Britannic Myths, the Shoreditch CNB gallery’s second solo show by the acclaimed British artist Joe Machine, opened last week.
Joe Machine was raised in the Cockney Riviera of North Kent and had a turbulent childhood filled with memories of violence and street fighting. This background resulted into behavioural problems and a life consisting of several arrests and an extended criminal record. For Joe, this criminal past found a way of becoming a painterly expression on whichever medium he could get a hold of. Mixing primary colours on cardboard and wood, he began documenting his life. Portraits, nature, sex and violence are only a part of his thematic palette that is usually accompanied by his own prose and poems, in a manner similar to Peter Blake. In 1999, Joe Machine became a founding member of the Stuckists, a group with a strong 20-point manifesto stating that “Artists who don’t paint aren’t artists” and “The Stuckist is not a career artist but rather an amateur (amare, Latin, to love) who takes risks on the canvas rather than hiding behind ready-made objects (e.g. a dead sheep).”
The twelve paintings that make up the exhibition have been created in collaboration with the academic and writer Dr Steven O’Brien, and are based on a dialogue around his soon to be published book, Britannia Stories.

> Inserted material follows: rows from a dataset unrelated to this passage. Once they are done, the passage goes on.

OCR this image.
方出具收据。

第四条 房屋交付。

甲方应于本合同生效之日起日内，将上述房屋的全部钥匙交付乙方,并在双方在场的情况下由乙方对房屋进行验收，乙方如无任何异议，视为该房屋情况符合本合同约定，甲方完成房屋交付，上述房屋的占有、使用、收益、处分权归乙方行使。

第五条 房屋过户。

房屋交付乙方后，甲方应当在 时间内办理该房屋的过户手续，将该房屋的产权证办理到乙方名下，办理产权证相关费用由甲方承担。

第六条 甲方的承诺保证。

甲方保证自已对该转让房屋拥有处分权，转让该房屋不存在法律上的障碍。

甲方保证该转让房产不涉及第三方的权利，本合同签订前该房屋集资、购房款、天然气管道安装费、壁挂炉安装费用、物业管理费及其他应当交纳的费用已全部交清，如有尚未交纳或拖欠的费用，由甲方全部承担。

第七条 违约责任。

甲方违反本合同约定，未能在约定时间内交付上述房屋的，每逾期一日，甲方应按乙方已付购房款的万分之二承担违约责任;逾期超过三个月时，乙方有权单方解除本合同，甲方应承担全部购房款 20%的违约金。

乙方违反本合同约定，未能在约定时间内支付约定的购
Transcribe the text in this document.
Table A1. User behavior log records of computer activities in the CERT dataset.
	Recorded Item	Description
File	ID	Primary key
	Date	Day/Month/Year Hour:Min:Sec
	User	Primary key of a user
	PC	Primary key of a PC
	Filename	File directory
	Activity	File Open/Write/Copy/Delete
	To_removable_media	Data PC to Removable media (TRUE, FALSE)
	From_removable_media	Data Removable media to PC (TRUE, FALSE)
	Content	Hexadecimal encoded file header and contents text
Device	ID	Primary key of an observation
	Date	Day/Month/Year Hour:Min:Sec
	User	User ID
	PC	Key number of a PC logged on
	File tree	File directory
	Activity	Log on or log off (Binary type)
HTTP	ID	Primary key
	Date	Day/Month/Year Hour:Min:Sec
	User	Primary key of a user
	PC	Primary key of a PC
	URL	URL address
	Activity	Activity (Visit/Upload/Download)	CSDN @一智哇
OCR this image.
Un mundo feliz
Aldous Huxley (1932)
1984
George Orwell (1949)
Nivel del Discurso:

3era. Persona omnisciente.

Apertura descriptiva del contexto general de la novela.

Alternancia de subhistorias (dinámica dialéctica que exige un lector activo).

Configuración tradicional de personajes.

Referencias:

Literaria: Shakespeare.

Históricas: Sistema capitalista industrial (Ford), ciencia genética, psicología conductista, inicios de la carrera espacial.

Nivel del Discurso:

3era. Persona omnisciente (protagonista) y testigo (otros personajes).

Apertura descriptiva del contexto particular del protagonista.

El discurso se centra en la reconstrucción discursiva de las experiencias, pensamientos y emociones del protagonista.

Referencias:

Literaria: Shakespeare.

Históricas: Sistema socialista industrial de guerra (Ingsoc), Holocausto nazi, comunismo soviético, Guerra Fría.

Britannia Stories explores twenty myths. While all of these are commonly associated with the British Isles, many originate from other civilisations, countries and cultures, and were adopted – and adapted – as a consequence of invasion and conquest. The two men worked closely in examining the origins of all the stories, and on determining the relevance of each to the 21st century, with Machine’s paintings influencing O’Brien’s writings, and vice versa.
Says Machine:
‘The power of the stories lies not so much as folk tales from isolated islands, but in their universal connection to ancient cultures. These dialogues with the divine, and struggles of the human spirit are timeless, and show us how myths are as important today as they ever were.’
The critic Edward Lucie-Smith says about his work:
‘Like many of the most remarkable artists of the Modern and Post Modern epoch, Joe Machine is self-taught. As it happens, being self-taught is also very much part of the English – or should I be politically correct and call it the ‘British’ – tradition. Francis Bacon, notoriously, had no professional formation as a painter. William Blake, in many ways a precursor of Joe Machine, spent six years studying at the Royal Academy, but the instruction he received seems to have bounced off him. All it did was instil in him a profound disrespect for academic ways of thinking, at least as these were understood in the England of the time.’